= 1989 Pulitzer Prize =

Awards for journalism and related fields

Below are the winners of the 1989 Pulitzer Prize by category.

==Journalism awards==

- Public Service:
  - Anchorage Daily News, for reporting about the high incidence of alcoholism and suicide among native Alaskans in a series that focused attention on their despair and resulted in various reforms.
- General News Reporting:
  - Staff of Louisville Courier-Journal, for its exemplary initial coverage of a bus crash that claimed 27 lives and its subsequent thorough and effective examination of the causes and implications of the tragedy.
- Investigative Reporting:
  - Bill Dedman of The Atlanta Journal-Constitution, for his investigation of the racial discrimination practiced by lending institutions in Atlanta, reporting which led to significant reforms in those policies.
- Explanatory Journalism:
  - David Hanners, reporter, William Snyder, photographer, and Karen Blessen, artist of The Dallas Morning News, for their special report on a 1985 airplane crash, the follow-up investigation, and the implications for air safety.
- Specialized Reporting:
  - Edward Humes of the Orange County Register, for his in-depth reporting on the military establishment in Southern California.
- National Reporting:
  - Donald L. Barlett and James B. Steele of The Philadelphia Inquirer, for their 15-month investigation of rifle shot provisions in the Tax Reform Act of 1986, a series that aroused such widespread public indignation that Congress subsequently rejected proposals giving special tax breaks to many politically connected individuals and businesses.
- International Reporting:
  - Bill Keller of The New York Times, for resourceful and detailed coverage of events in the U.S.S.R.
- International Reporting:
  - Glenn Frankel of The Washington Post, for sensitive and balanced reporting from Israel and the Middle East.
- Feature Writing:
  - David Zucchino of The Philadelphia Inquirer, for his richly compelling series, Being Black in South Africa.
- Commentary:
  - Clarence Page of the Chicago Tribune, for his provocative columns on local and national affairs.
- Criticism:
  - Michael Skube of the News & Observer, Raleigh, North Carolina, for his writing about books and other literary topics.
- Editorial Writing:
  - Lois Wille of the Chicago Tribune, for her editorials on a variety of local issues.
- Editorial Cartooning:
  - Jack Higgins of the Chicago Sun-Times.
- Spot News Photography:
  - Ron Olshwanger, a freelance photographer, for a picture published in the St.

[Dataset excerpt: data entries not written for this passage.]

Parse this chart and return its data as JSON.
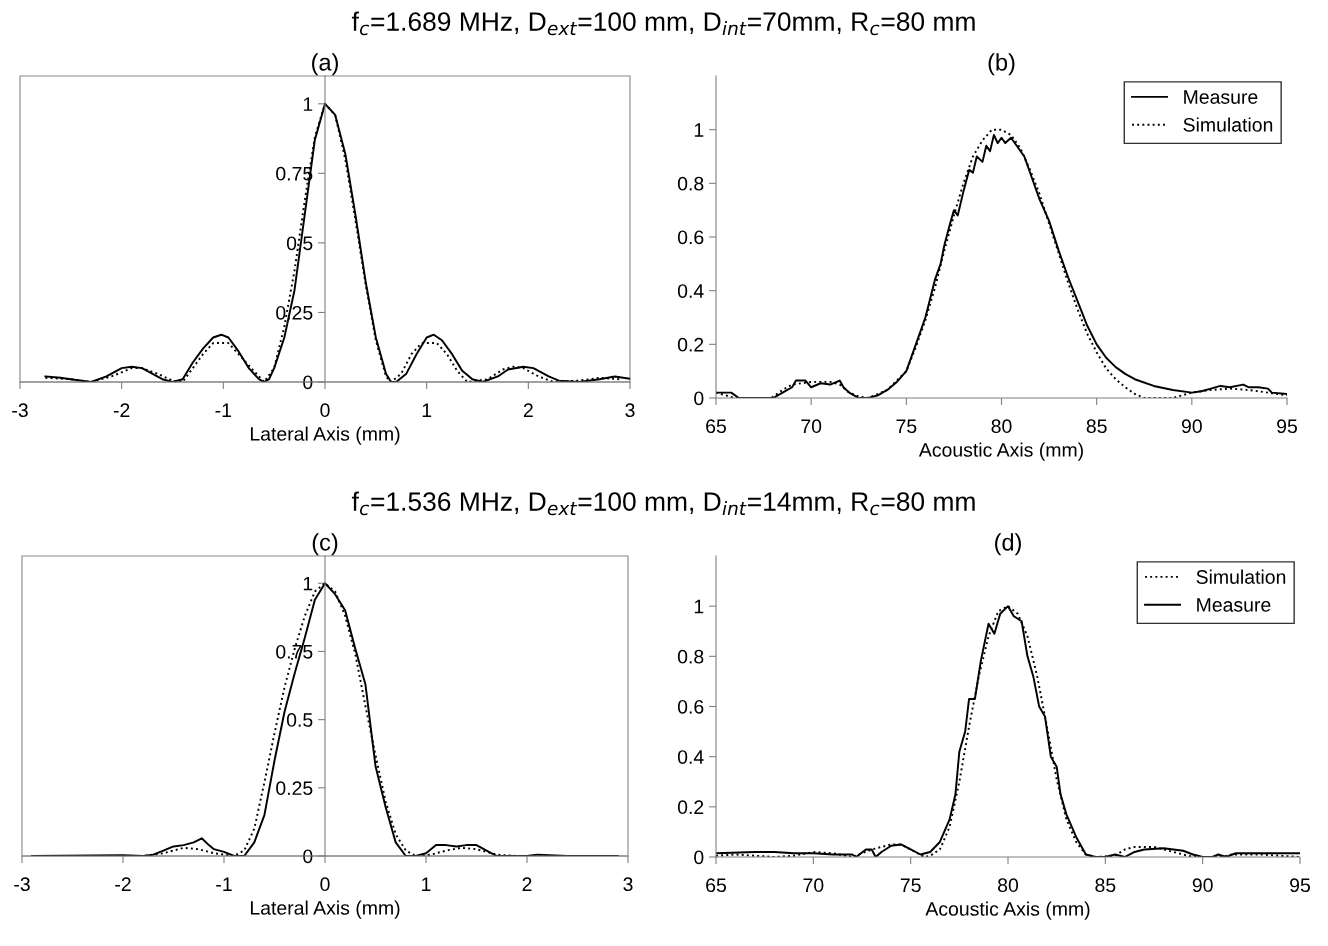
{
  "chart_data": [
    {
      "type": "line",
      "title": "f$_{c}$=1.689 MHz, D$_{ext}$=100 mm, D$_{int}$=70mm, R$_{c}$=80 mm",
      "subtitle": "(a)",
      "xlabel": "Lateral Axis (mm)",
      "xlim": [
        -3,
        3
      ],
      "xticks": [
        -3,
        -2,
        -1,
        0,
        1,
        2,
        3
      ],
      "ylim": [
        0,
        1.1
      ],
      "yticks": [
        0,
        0.25,
        0.5,
        0.75,
        1
      ],
      "grid": false,
      "legend": false,
      "marker": "none",
      "series": [
        {
          "color": "#000000",
          "line_style": "solid",
          "x": [
            -2.75,
            -2.6,
            -2.5,
            -2.3,
            -2.15,
            -2.0,
            -1.9,
            -1.8,
            -1.7,
            -1.6,
            -1.5,
            -1.4,
            -1.3,
            -1.2,
            -1.1,
            -1.02,
            -0.95,
            -0.85,
            -0.75,
            -0.65,
            -0.6,
            -0.55,
            -0.5,
            -0.4,
            -0.3,
            -0.2,
            -0.1,
            0,
            0.1,
            0.2,
            0.3,
            0.4,
            0.5,
            0.6,
            0.65,
            0.7,
            0.8,
            0.9,
            1.0,
            1.07,
            1.15,
            1.25,
            1.35,
            1.45,
            1.55,
            1.7,
            1.8,
            1.95,
            2.05,
            2.2,
            2.3,
            2.5,
            2.7,
            2.85,
            3.0
          ],
          "values": [
            0.02,
            0.015,
            0.01,
            0.0,
            0.02,
            0.05,
            0.055,
            0.05,
            0.03,
            0.01,
            0.0,
            0.01,
            0.07,
            0.12,
            0.16,
            0.17,
            0.16,
            0.11,
            0.05,
            0.01,
            0.0,
            0.01,
            0.05,
            0.16,
            0.33,
            0.6,
            0.87,
            1.0,
            0.96,
            0.82,
            0.6,
            0.36,
            0.16,
            0.03,
            0.0,
            0.0,
            0.03,
            0.1,
            0.16,
            0.17,
            0.15,
            0.1,
            0.04,
            0.01,
            0.0,
            0.02,
            0.045,
            0.055,
            0.05,
            0.02,
            0.005,
            0.0,
            0.01,
            0.02,
            0.012
          ]
        },
        {
          "color": "#000000",
          "line_style": "dotted",
          "x": [
            -2.75,
            -2.5,
            -2.3,
            -2.1,
            -1.9,
            -1.8,
            -1.65,
            -1.5,
            -1.4,
            -1.3,
            -1.2,
            -1.1,
            -0.95,
            -0.85,
            -0.7,
            -0.6,
            -0.5,
            -0.4,
            -0.3,
            -0.2,
            -0.1,
            0,
            0.1,
            0.2,
            0.3,
            0.4,
            0.5,
            0.6,
            0.65,
            0.75,
            0.85,
            0.95,
            1.1,
            1.2,
            1.3,
            1.4,
            1.6,
            1.75,
            1.85,
            1.95,
            2.1,
            2.25,
            2.5,
            2.7,
            2.9
          ],
          "values": [
            0.015,
            0.01,
            0.0,
            0.02,
            0.05,
            0.05,
            0.03,
            0.005,
            0.0,
            0.05,
            0.1,
            0.14,
            0.14,
            0.1,
            0.04,
            0.0,
            0.05,
            0.2,
            0.4,
            0.65,
            0.88,
            1.0,
            0.96,
            0.8,
            0.58,
            0.35,
            0.15,
            0.02,
            0.0,
            0.03,
            0.1,
            0.14,
            0.14,
            0.1,
            0.04,
            0.0,
            0.01,
            0.045,
            0.055,
            0.05,
            0.02,
            0.0,
            0.005,
            0.015,
            0.01
          ]
        }
      ]
    },
    {
      "type": "line",
      "title": "(b)",
      "xlabel": "Acoustic Axis (mm)",
      "xlim": [
        65,
        95
      ],
      "xticks": [
        65,
        70,
        75,
        80,
        85,
        90,
        95
      ],
      "ylim": [
        0,
        1.2
      ],
      "yticks": [
        0,
        0.2,
        0.4,
        0.6,
        0.8,
        1
      ],
      "grid": false,
      "legend": "top right",
      "marker": "none",
      "series": [
        {
          "name": "Measure",
          "color": "#000000",
          "line_style": "solid",
          "x": [
            65,
            65.8,
            66.2,
            68,
            68.5,
            69,
            69.2,
            69.7,
            70,
            70.5,
            71,
            71.5,
            71.7,
            72,
            72.5,
            73,
            73.5,
            74,
            74.5,
            75,
            75.5,
            76,
            76.5,
            76.8,
            77,
            77.3,
            77.5,
            77.7,
            78,
            78.3,
            78.5,
            78.7,
            79,
            79.2,
            79.4,
            79.6,
            79.8,
            80,
            80.2,
            80.5,
            80.8,
            81.2,
            81.6,
            82,
            82.5,
            83,
            83.5,
            84,
            84.5,
            85,
            85.5,
            86,
            86.5,
            87,
            88,
            89,
            90,
            90.5,
            91,
            91.5,
            92,
            92.7,
            93,
            93.5,
            94,
            94.2,
            95
          ],
          "values": [
            0.02,
            0.02,
            0.0,
            0.0,
            0.02,
            0.04,
            0.065,
            0.065,
            0.04,
            0.055,
            0.05,
            0.065,
            0.04,
            0.02,
            0.0,
            0.0,
            0.01,
            0.03,
            0.06,
            0.1,
            0.2,
            0.3,
            0.44,
            0.5,
            0.57,
            0.65,
            0.7,
            0.68,
            0.77,
            0.85,
            0.84,
            0.9,
            0.88,
            0.94,
            0.92,
            0.98,
            0.95,
            0.97,
            0.95,
            0.97,
            0.94,
            0.9,
            0.82,
            0.74,
            0.66,
            0.55,
            0.45,
            0.36,
            0.27,
            0.2,
            0.15,
            0.115,
            0.09,
            0.07,
            0.045,
            0.03,
            0.02,
            0.025,
            0.035,
            0.045,
            0.04,
            0.05,
            0.04,
            0.04,
            0.035,
            0.02,
            0.015
          ]
        },
        {
          "name": "Simulation",
          "color": "#000000",
          "line_style": "dotted",
          "x": [
            65,
            65.5,
            66,
            67.9,
            68.5,
            69,
            70,
            71,
            71.5,
            72,
            72.5,
            73,
            74,
            75,
            75.5,
            76,
            76.5,
            77,
            77.5,
            78,
            78.5,
            79,
            79.5,
            80,
            80.5,
            81,
            81.5,
            82,
            82.5,
            83,
            83.5,
            84,
            84.5,
            85,
            85.5,
            86,
            86.5,
            87,
            87.5,
            89,
            89.5,
            90,
            91,
            92,
            93,
            94,
            95
          ],
          "values": [
            0.02,
            0.01,
            0.0,
            0.0,
            0.03,
            0.05,
            0.06,
            0.06,
            0.05,
            0.02,
            0.005,
            0.0,
            0.03,
            0.1,
            0.19,
            0.29,
            0.41,
            0.55,
            0.68,
            0.8,
            0.9,
            0.96,
            1.0,
            1.0,
            0.98,
            0.93,
            0.85,
            0.76,
            0.65,
            0.54,
            0.43,
            0.33,
            0.24,
            0.17,
            0.11,
            0.07,
            0.04,
            0.015,
            0.0,
            0.0,
            0.01,
            0.02,
            0.03,
            0.035,
            0.03,
            0.02,
            0.01
          ]
        }
      ]
    },
    {
      "type": "line",
      "title": "f$_{c}$=1.536 MHz, D$_{ext}$=100 mm, D$_{int}$=14mm, R$_{c}$=80 mm",
      "subtitle": "(c)",
      "xlabel": "Lateral Axis (mm)",
      "xlim": [
        -3,
        3
      ],
      "xticks": [
        -3,
        -2,
        -1,
        0,
        1,
        2,
        3
      ],
      "ylim": [
        0,
        1.1
      ],
      "yticks": [
        0,
        0.25,
        0.5,
        0.75,
        1
      ],
      "grid": false,
      "legend": false,
      "marker": "none",
      "series": [
        {
          "color": "#000000",
          "line_style": "solid",
          "x": [
            -2.9,
            -2,
            -1.8,
            -1.7,
            -1.6,
            -1.5,
            -1.4,
            -1.3,
            -1.22,
            -1.15,
            -1.1,
            -1.0,
            -0.9,
            -0.8,
            -0.7,
            -0.6,
            -0.5,
            -0.4,
            -0.3,
            -0.2,
            -0.1,
            0,
            0.1,
            0.2,
            0.3,
            0.4,
            0.5,
            0.6,
            0.7,
            0.8,
            0.9,
            1.0,
            1.1,
            1.2,
            1.3,
            1.4,
            1.5,
            1.6,
            1.7,
            2.0,
            2.1,
            2.4,
            2.9
          ],
          "values": [
            0.0,
            0.003,
            0.0,
            0.005,
            0.02,
            0.035,
            0.04,
            0.05,
            0.065,
            0.04,
            0.025,
            0.015,
            0.0,
            0.0,
            0.05,
            0.15,
            0.35,
            0.53,
            0.67,
            0.8,
            0.94,
            1.0,
            0.96,
            0.9,
            0.76,
            0.63,
            0.33,
            0.18,
            0.05,
            0.0,
            0.0,
            0.01,
            0.04,
            0.04,
            0.035,
            0.04,
            0.04,
            0.02,
            0.0,
            0.0,
            0.005,
            0.0,
            0.0
          ]
        },
        {
          "color": "#000000",
          "line_style": "dotted",
          "x": [
            -2.9,
            -1.8,
            -1.6,
            -1.4,
            -1.25,
            -1.1,
            -0.9,
            -0.8,
            -0.7,
            -0.6,
            -0.5,
            -0.4,
            -0.3,
            -0.2,
            -0.1,
            0,
            0.1,
            0.2,
            0.3,
            0.4,
            0.5,
            0.6,
            0.7,
            0.8,
            0.9,
            1.05,
            1.2,
            1.35,
            1.5,
            1.7,
            1.9,
            2.9
          ],
          "values": [
            0.0,
            0.0,
            0.01,
            0.03,
            0.025,
            0.01,
            0.0,
            0.02,
            0.1,
            0.27,
            0.45,
            0.62,
            0.76,
            0.88,
            0.97,
            1.0,
            0.97,
            0.88,
            0.74,
            0.55,
            0.37,
            0.2,
            0.08,
            0.02,
            0.0,
            0.005,
            0.02,
            0.03,
            0.025,
            0.005,
            0.0,
            0.0
          ]
        }
      ]
    },
    {
      "type": "line",
      "title": "(d)",
      "xlabel": "Acoustic Axis (mm)",
      "xlim": [
        65,
        95
      ],
      "xticks": [
        65,
        70,
        75,
        80,
        85,
        90,
        95
      ],
      "ylim": [
        0,
        1.2
      ],
      "yticks": [
        0,
        0.2,
        0.4,
        0.6,
        0.8,
        1
      ],
      "grid": false,
      "legend": "top right",
      "marker": "none",
      "series": [
        {
          "name": "Simulation",
          "color": "#000000",
          "line_style": "dotted",
          "x": [
            65,
            66,
            67,
            68,
            69,
            70,
            71,
            72,
            73,
            74,
            74.5,
            75,
            75.7,
            76,
            76.5,
            77,
            77.5,
            78,
            78.5,
            79,
            79.5,
            80,
            80.5,
            81,
            81.5,
            82,
            82.5,
            83,
            83.5,
            84,
            84.5,
            85.5,
            86,
            86.5,
            87.5,
            88.5,
            89,
            89.5,
            91,
            91.5,
            93,
            94,
            95
          ],
          "values": [
            0.005,
            0.01,
            0.005,
            0.0,
            0.005,
            0.02,
            0.015,
            0.0,
            0.03,
            0.05,
            0.05,
            0.03,
            0.0,
            0.005,
            0.03,
            0.12,
            0.3,
            0.52,
            0.72,
            0.88,
            0.98,
            1.0,
            0.97,
            0.88,
            0.72,
            0.52,
            0.31,
            0.15,
            0.06,
            0.01,
            0.0,
            0.005,
            0.03,
            0.04,
            0.04,
            0.02,
            0.01,
            0.0,
            0.0,
            0.01,
            0.01,
            0.005,
            0.0
          ]
        },
        {
          "name": "Measure",
          "color": "#000000",
          "line_style": "solid",
          "x": [
            65,
            67,
            68,
            69,
            70,
            71,
            72,
            72.2,
            72.7,
            73,
            73.2,
            73.5,
            74,
            74.5,
            75,
            75.5,
            76,
            76.5,
            77,
            77.3,
            77.5,
            77.8,
            78,
            78.3,
            78.6,
            79,
            79.3,
            79.6,
            80,
            80.3,
            80.7,
            81,
            81.3,
            81.6,
            81.9,
            82.2,
            82.5,
            82.7,
            83,
            83.5,
            84,
            84.5,
            85,
            85.5,
            86,
            86.5,
            87,
            88,
            89,
            89.5,
            90,
            90.5,
            90.8,
            91.2,
            91.7,
            93,
            94,
            95
          ],
          "values": [
            0.015,
            0.02,
            0.02,
            0.015,
            0.015,
            0.01,
            0.01,
            0.0,
            0.03,
            0.03,
            0.0,
            0.02,
            0.045,
            0.05,
            0.03,
            0.01,
            0.02,
            0.06,
            0.15,
            0.25,
            0.42,
            0.5,
            0.63,
            0.63,
            0.78,
            0.93,
            0.89,
            0.97,
            1.0,
            0.96,
            0.94,
            0.8,
            0.72,
            0.6,
            0.56,
            0.4,
            0.36,
            0.25,
            0.17,
            0.08,
            0.01,
            0.0,
            0.0,
            0.01,
            0.0,
            0.02,
            0.03,
            0.035,
            0.025,
            0.01,
            0.0,
            0.0,
            0.01,
            0.0,
            0.015,
            0.015,
            0.015,
            0.015
          ]
        }
      ]
    }
  ]
}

Louis Post-Dispatch of a firefighter giving mouth-to-mouth resuscitation to a child pulled from a burning building.
- Feature Photography:
  - Manny Crisostomo of the Detroit Free Press, for his series of photographs depicting student life at Southwestern High School in Detroit.

==Letters, Drama and Music Awards==

- Fiction:
  - Breathing Lessons by Anne Tyler (Alfred A. Knopf)
- Drama:
  - The Heidi Chronicles by Wendy Wasserstein (Fireside Theatre)
- History:
  - Battle Cry of Freedom: The Civil War Era by James M. McPherson (Oxford University Press)
- History:
  - Parting the Waters: America in the King Years 1954-1963 by Taylor Branch (Simon & Schuster)
- Biography or Autobiography:
  - Oscar Wilde by Richard Ellmann (Alfred A. Knopf)
- Poetry:
  - New and Collected Poems by Richard Wilbur (Harcourt Brace Jovanovich)
- General Nonfiction:
  - A Bright Shining Lie: John Paul Vann and America in Vietnam by Neil Sheehan (Random House)
- Music:
  - Whispers Out of Time by Roger Reynolds (C. F. Peters)
 premiered on December 11, 1988, at Buckley Recital Hall, Amherst College, Massachusetts.